Günün Programı
Yazı Boyutu
Bulgaristan Ulusal Radyosu © 2024 Tüm hakları saklıdır

17. asırdan kalma “Az. Atanasios” Manastırı kiliseyi ve halkı koruyor

Çirpan şehri yakınlarında bulunan “Az. Atanasios” Manastırı, tüm Ortodoks Hıristiyanları için büyük bir nimet ve lütuftur. Manastırın 4. asırda, o zamanki Beroe (günümüzde Stara Zagora) kenti yakınlarındaki eski bir Roma kalesi muhitinde Aziz tarafından kurulduğu bilinmektedir. Kuşkusuz bu Avrupa’dak en eski manastırdır ve erken kilise döneminde “Büyük” ismini alan Az. Atanasios’un bir çok mucizesi ve vahyettikleriyle ile ün salmıştır.

Pek çok meşakkatin ardından, 17 asırlık tarihinde Çirpan yakınlarındaki manastır, inancın kalesi olarak ayaktadır ve Az. Atanasios’un şefaati ve himayesinden dolayı inananları çekmeye devam ediyor.

Aziz Atanasios'un 343-344 yıllarında, Serdika Konsili ile ilgili günümüz Sofya topraklarında yaptığı ilk yolculuğu sırasında oruç ve ibadet için inzivaya çekildiği kayalıklarda korunmuş oda ile yakınlığı da manastırın benzersizliğini tamamlamaktadır.

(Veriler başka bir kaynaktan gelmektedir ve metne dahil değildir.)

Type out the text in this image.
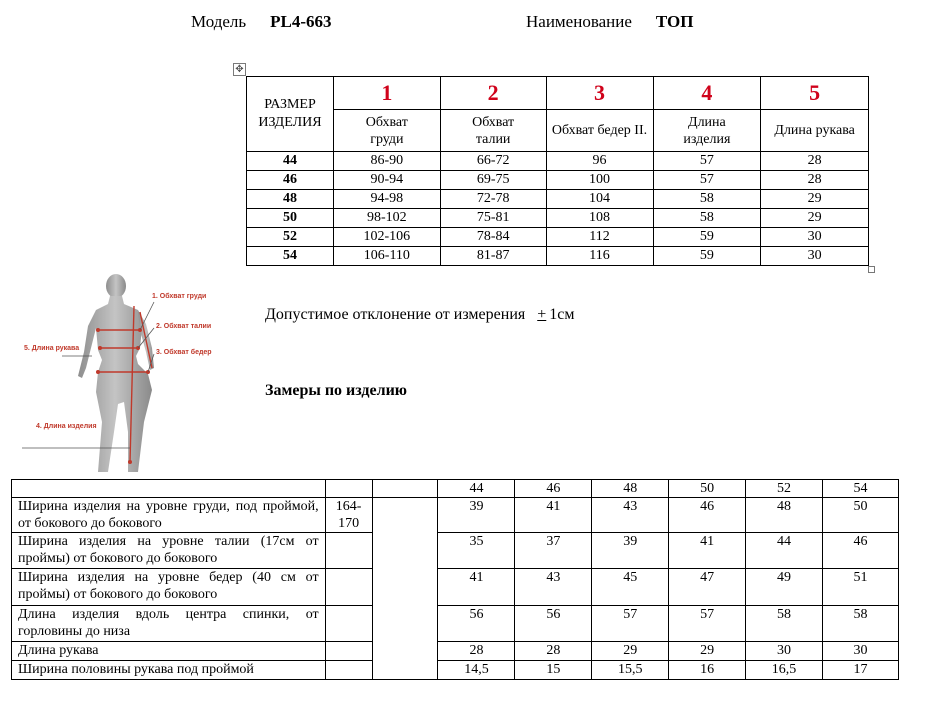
Модель PL4-663	Наименование ТОП
✥
РАЗМЕР ИЗДЕЛИЯ	1	2	3	4	5
	Обхват груди	Обхват талии	Обхват бедер II.	Длина изделия	Длина рукава
44	86-90	66-72	96	57	28
46	90-94	69-75	100	57	28
48	94-98	72-78	104	58	29
50	98-102	75-81	108	58	29
52	102-106	78-84	112	59	30
54	106-110	81-87	116	59	30
1. Обхват груди
2. Обхват талии
3. Обхват бедер
5. Длина рукава
4. Длина изделия
Допустимое отклонение от измерения + 1см
Замеры по изделию
			44	46	48	50	52	54
Ширина изделия на уровне груди, под проймой, от бокового до бокового	164-170		39	41	43	46	48	50
Ширина изделия на уровне талии (17см от проймы) от бокового до бокового			35	37	39	41	44	46
Ширина изделия на уровне бедер (40 см от проймы) от бокового до бокового			41	43	45	47	49	51
Длина изделия вдоль центра спинки, от горловины до низа			56	56	57	57	58	58
Длина рукава			28	28	29	29	30	30
Ширина половины рукава под проймой			14,5	15	15,5	16	16,5	17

Manastır, Stara) ırmağının sağ kıyısında, Zlatna Livada köyünün yukarısında bulunuyor ve Stara Zagora Piskoposluğuna bağlıdır.

Manastırın başrahibi Papaz Boris’in sözlerine göre İskenderiye piskoposu Aziz Atanasios’a, Birinci İznik Konsili’nde yazılan İnanç Bildirisini borçluyuz.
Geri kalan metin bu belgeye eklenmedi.